The Crime, Justice & Societey Seminar Series presents
The role of covid-19 and Brexit in changing dynamics in the selection of migrants in detention in Northern Ireland - a call for an abolitionist politics
Dr Teresa Degenhardt, Queen’s University Belfast
About the seminar
The Covid-19 syndemic led the UK government to introduce changes in immigration detention that greatly affected and impacted those in detention by entrenching pre-existing inequalities among migrants who are detained or subjected to deportation order. This study looks are the critical juncture between Covid-19 and Brexit in the selection of migrants who are still in detention in Northern Ireland, showing who are the populations most likely to be detained before and after the referendum, and before and after the first lockdown.
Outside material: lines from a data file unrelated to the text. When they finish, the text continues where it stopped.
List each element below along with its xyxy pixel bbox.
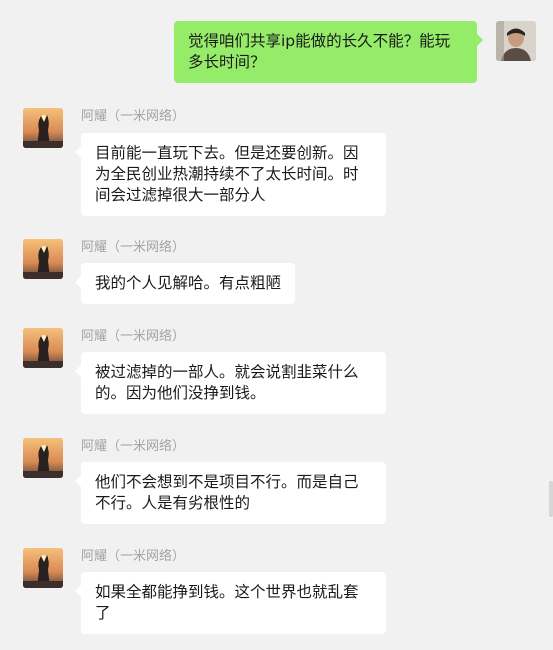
contact-avatar[interactable] xyxy=(23,328,63,368)
sender-name: 阿耀（一米网络） xyxy=(81,329,186,344)
scrollbar-thumb[interactable] xyxy=(549,481,553,517)
sender-name: 阿耀（一米网络） xyxy=(81,549,186,564)
sunset-hand-avatar-icon xyxy=(23,548,63,588)
contact-avatar[interactable] xyxy=(23,438,63,478)
sunset-hand-avatar-icon xyxy=(23,239,63,279)
message-bubble-incoming[interactable]: 如果全都能挣到钱。这个世界也就乱套了 xyxy=(75,572,386,634)
message-bubble-incoming[interactable]: 目前能一直玩下去。但是还要创新。因为全民创业热潮持续不了太长时间。时间会过滤掉很… xyxy=(75,133,386,216)
chat-window: 觉得咱们共享ip能做的长久不能？能玩多长时间？ 阿耀（一米网络） 目前能一直玩下… xyxy=(0,0,553,650)
message-bubble-incoming[interactable]: 我的个人见解哈。有点粗陋 xyxy=(74,263,296,304)
sender-name: 阿耀（一米网络） xyxy=(81,240,186,255)
sunset-hand-avatar-icon xyxy=(23,438,63,478)
contact-avatar[interactable] xyxy=(23,239,63,279)
sunset-hand-avatar-icon xyxy=(23,108,63,148)
contact-avatar[interactable] xyxy=(23,108,63,148)
sender-name: 阿耀（一米网络） xyxy=(81,439,186,454)
person-avatar-icon xyxy=(496,21,536,61)
sunset-hand-avatar-icon xyxy=(23,328,63,368)
sender-name: 阿耀（一米网络） xyxy=(81,109,186,124)
message-bubble-incoming[interactable]: 他们不会想到不是项目不行。而是自己不行。人是有劣根性的 xyxy=(75,462,386,524)
message-bubble-incoming[interactable]: 被过滤掉的一部人。就会说割韭菜什么的。因为他们没挣到钱。 xyxy=(75,352,386,414)
contact-avatar[interactable] xyxy=(23,548,63,588)
self-avatar[interactable] xyxy=(496,21,536,61)
message-bubble-outgoing[interactable]: 觉得咱们共享ip能做的长久不能？能玩多长时间？ xyxy=(174,21,483,83)
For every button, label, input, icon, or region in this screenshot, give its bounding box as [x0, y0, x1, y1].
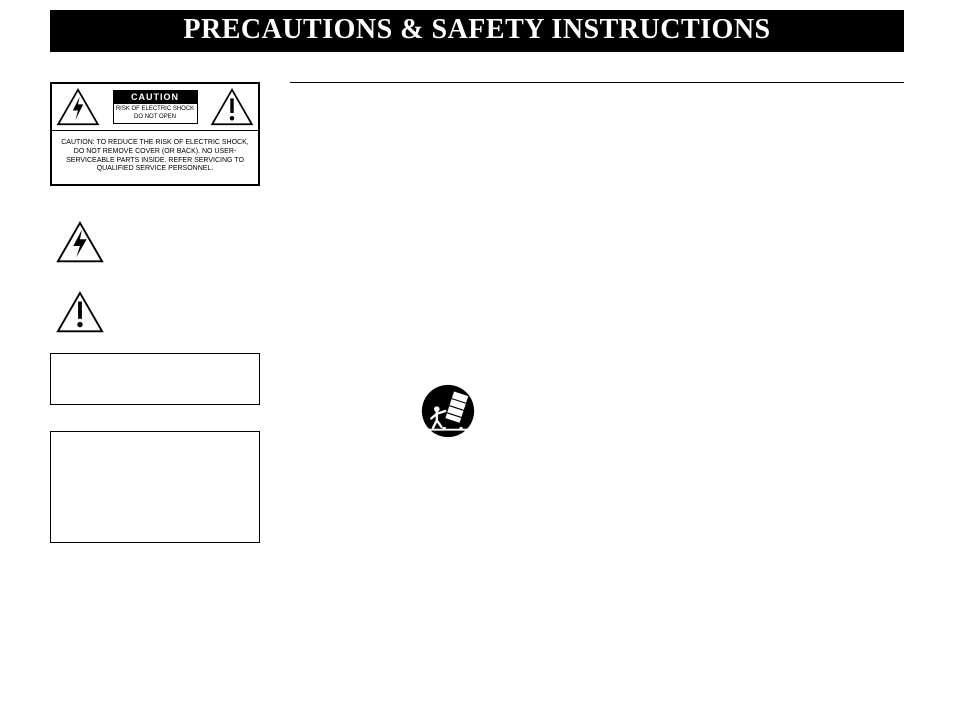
right-column	[260, 82, 904, 543]
caution-header: CAUTION	[113, 90, 198, 104]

Analysing the statistical data produced by the UK Government, it will be showed how different genders highlight concerns for different racialised populations. Overall, this study shows the ways in which local events, like the emergence of a new border with the European Union, and in particular in Northern Ireland, have an impact on the selection of migrants. The paper is also a call to challenge this kind of politics by the state, through abolitionist practices.
About the speaker
Teresa Degenhardt is a Lecturer in Criminology at Queen’s University Belfast. Immigration detention in Northern Ireland is the focus of a new project. She has previously worked on the intersection between criminology and international relations, in particular on the intersection between military violence and crime, and criminal justice, and on European border technologies from a critical perspective. Teresa has published in peer reviewed academic journals such as Criminology and Criminal Justice, Punishment and Society, and Theoretical and Philosophical Criminology, as well as various chapters in edited collections on war in criminology.